The interpolating polynomial is $$L\left(x\right)=\sum_{i=0}^{1}y_{i}l_{i}\left(x\right)=f(x_0)\frac{x-x_1}{x_0-x_1}+f(x_1)\frac{x-x_0}{x_1-x_0}$$
So $$f\left(\frac{x_0+x_1}{2}\right)≃L\left(\frac{x_0+x_1}{2}\right)=\frac{f(x_0)+f(x_1)}{2}=\frac{L(x_0)+L(x_1)}{2}$$
How much of my work is correct?
On
I would just add that, given enough regularity on $f$, namely if $f\in C^2$, you can estimate the error:
\begin{align*} \left|f\left(\frac{x_0+x_1}{2}\right)-\frac{f(x_0)+f(x_1)}{2} \right|=&\frac{|f''(\xi)|}{2}\left|(\frac{x_0+x_1}{2}-x_0)(\frac{x_0+x_1}{2}-x_1)\right|\\ \leq &\frac 12 \max |f''| \frac{(x_1-x_0)^2}{4} =\frac{\max |f''|}{8} (x_1-x_0)^2 \end{align*}
As a side note, I would avoid using $L(x)$ for the interpolating polynomial, as it may be easily confused with the Lagrange polynomials, commonly used in interpolation.

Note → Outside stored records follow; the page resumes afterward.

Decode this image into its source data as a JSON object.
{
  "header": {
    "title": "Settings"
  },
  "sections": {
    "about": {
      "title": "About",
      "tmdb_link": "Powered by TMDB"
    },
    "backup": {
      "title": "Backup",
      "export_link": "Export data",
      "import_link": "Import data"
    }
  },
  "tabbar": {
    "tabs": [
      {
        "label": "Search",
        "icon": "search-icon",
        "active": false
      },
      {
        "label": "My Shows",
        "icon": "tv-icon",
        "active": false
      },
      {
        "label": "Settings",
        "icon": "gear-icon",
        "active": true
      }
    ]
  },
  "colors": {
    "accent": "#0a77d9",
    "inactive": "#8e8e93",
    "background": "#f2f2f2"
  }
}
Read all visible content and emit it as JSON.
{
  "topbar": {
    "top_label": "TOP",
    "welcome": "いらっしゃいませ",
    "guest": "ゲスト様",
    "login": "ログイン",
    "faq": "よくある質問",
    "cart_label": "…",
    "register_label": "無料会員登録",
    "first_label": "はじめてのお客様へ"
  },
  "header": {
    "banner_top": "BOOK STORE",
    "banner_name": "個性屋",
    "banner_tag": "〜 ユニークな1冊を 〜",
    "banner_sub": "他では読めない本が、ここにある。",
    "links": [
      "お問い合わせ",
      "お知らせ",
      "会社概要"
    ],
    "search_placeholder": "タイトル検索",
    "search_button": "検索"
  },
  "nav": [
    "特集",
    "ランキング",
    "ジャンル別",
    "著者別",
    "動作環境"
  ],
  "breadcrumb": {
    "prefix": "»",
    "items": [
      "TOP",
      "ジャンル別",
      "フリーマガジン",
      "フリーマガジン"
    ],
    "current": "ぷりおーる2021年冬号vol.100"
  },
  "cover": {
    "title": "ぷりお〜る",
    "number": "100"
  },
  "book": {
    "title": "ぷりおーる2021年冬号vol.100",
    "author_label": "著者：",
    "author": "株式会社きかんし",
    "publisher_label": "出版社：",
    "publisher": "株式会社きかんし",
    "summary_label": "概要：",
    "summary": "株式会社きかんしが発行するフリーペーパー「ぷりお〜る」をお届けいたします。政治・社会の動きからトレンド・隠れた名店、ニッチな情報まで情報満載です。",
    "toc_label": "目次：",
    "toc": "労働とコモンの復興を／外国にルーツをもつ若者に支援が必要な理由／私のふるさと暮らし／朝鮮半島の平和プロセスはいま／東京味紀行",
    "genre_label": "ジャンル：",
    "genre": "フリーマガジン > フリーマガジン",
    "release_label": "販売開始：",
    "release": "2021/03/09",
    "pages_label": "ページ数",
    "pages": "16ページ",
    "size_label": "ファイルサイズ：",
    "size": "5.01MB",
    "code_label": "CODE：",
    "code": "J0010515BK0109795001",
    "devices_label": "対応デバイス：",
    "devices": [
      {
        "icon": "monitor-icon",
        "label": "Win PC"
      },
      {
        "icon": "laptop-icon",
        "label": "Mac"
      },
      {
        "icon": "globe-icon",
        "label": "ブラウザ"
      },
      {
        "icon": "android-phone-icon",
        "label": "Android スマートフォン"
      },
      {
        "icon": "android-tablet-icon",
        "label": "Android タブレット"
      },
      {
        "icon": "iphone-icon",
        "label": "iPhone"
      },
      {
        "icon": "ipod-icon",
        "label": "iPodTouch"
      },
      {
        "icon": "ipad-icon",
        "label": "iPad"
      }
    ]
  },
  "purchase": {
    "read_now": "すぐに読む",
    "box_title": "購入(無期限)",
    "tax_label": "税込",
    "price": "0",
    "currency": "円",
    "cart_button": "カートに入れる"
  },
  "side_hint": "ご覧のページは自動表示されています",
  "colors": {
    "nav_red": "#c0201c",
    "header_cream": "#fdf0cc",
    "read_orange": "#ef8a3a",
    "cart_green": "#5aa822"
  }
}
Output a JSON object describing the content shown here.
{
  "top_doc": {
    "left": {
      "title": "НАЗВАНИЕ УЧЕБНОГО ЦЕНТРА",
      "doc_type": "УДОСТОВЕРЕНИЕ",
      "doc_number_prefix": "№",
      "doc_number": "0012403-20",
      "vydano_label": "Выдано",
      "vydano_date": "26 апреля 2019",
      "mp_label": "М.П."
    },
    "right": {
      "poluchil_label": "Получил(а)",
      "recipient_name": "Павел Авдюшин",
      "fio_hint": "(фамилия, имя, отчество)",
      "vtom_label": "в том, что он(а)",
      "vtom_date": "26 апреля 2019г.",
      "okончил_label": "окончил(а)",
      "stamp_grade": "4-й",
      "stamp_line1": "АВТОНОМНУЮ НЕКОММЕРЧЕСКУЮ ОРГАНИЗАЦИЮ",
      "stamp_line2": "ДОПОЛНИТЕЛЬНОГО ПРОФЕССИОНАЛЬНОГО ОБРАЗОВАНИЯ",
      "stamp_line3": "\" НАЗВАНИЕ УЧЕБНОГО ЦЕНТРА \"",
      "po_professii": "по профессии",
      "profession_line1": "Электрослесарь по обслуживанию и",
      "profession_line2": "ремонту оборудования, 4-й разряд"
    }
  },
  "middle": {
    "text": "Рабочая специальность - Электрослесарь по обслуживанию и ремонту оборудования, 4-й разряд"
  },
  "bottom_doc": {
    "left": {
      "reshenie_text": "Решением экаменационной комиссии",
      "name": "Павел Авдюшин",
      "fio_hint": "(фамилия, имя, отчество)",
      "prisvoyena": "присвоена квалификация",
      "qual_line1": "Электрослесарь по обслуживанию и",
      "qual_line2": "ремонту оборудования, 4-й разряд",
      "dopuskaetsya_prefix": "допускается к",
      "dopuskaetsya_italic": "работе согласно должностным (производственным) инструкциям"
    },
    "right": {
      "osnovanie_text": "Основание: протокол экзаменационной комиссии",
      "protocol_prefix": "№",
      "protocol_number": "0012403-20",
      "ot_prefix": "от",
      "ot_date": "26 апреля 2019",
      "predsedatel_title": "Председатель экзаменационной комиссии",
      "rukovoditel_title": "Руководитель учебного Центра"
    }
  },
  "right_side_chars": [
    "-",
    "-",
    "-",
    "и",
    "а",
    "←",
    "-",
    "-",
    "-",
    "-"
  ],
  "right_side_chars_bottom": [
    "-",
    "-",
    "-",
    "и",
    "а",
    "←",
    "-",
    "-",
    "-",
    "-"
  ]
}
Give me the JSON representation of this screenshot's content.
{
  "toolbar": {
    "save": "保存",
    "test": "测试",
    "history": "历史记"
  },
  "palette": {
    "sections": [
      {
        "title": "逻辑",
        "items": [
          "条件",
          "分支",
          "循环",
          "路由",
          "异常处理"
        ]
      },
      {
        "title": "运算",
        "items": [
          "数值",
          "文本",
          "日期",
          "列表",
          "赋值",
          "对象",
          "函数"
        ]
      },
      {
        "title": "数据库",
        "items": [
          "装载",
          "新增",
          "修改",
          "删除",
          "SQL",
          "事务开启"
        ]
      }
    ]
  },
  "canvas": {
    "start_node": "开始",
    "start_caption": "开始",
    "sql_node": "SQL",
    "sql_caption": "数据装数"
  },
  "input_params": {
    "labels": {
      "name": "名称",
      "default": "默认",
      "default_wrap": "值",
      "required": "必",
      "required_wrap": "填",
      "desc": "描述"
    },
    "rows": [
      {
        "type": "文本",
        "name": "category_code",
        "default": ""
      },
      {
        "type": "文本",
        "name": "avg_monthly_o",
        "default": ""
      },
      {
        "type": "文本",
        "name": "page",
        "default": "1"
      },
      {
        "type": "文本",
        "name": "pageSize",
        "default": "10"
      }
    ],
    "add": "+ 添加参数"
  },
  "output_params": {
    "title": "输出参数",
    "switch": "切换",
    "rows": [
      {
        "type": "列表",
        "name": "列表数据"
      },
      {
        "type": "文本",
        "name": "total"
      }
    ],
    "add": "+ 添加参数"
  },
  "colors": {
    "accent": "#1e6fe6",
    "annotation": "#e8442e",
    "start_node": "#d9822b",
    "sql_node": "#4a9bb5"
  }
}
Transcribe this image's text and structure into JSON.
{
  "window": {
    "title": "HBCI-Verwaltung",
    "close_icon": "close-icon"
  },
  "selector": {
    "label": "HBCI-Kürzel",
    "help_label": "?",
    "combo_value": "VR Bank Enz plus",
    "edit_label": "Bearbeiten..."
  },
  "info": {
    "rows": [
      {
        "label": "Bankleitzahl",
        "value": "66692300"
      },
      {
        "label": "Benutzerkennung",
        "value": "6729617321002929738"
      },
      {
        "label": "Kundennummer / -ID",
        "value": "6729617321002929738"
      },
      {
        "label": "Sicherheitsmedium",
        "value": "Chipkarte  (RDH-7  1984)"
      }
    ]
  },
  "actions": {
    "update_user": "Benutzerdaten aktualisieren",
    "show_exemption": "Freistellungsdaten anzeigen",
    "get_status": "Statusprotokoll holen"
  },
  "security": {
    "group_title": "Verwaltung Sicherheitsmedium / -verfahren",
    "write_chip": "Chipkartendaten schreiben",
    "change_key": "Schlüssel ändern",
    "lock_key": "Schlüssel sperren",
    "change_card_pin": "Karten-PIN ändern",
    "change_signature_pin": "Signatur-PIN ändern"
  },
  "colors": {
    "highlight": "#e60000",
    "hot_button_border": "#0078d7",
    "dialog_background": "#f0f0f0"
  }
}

All of your work is correct.
Here is an alternative way which requires little prerequisite knowledge: For $2$ points, the interpolating polynomial $L$ is the unique polynomial of degree $\leq 1$ such that $L(x_i)=f(x_i)$ for all $i\in \{0,1\}$ (by definition). Such can only be a straight line between the two points. Clearly, the slope of the line between the two points is $m=\frac{f(x_1)-f(x_0)}{x_1-x_0}$, and by using one of the points (plug into $L(x)=mx+c$ and solve for $c$) you arrive at the equation $$L(x)=\frac{f(x_1)-f(x_0)}{x_1-x_0}x+\frac{f(x_0)x_1-f(x_1)x_0}{x_1-x_0},$$ which is equivalent to the polynomial you have written. From geometric considerations, you obtain that $L\left(\frac{x_0+x_1}{2}\right)$ is the average of $f(x_0)$ and $f(x_1)$.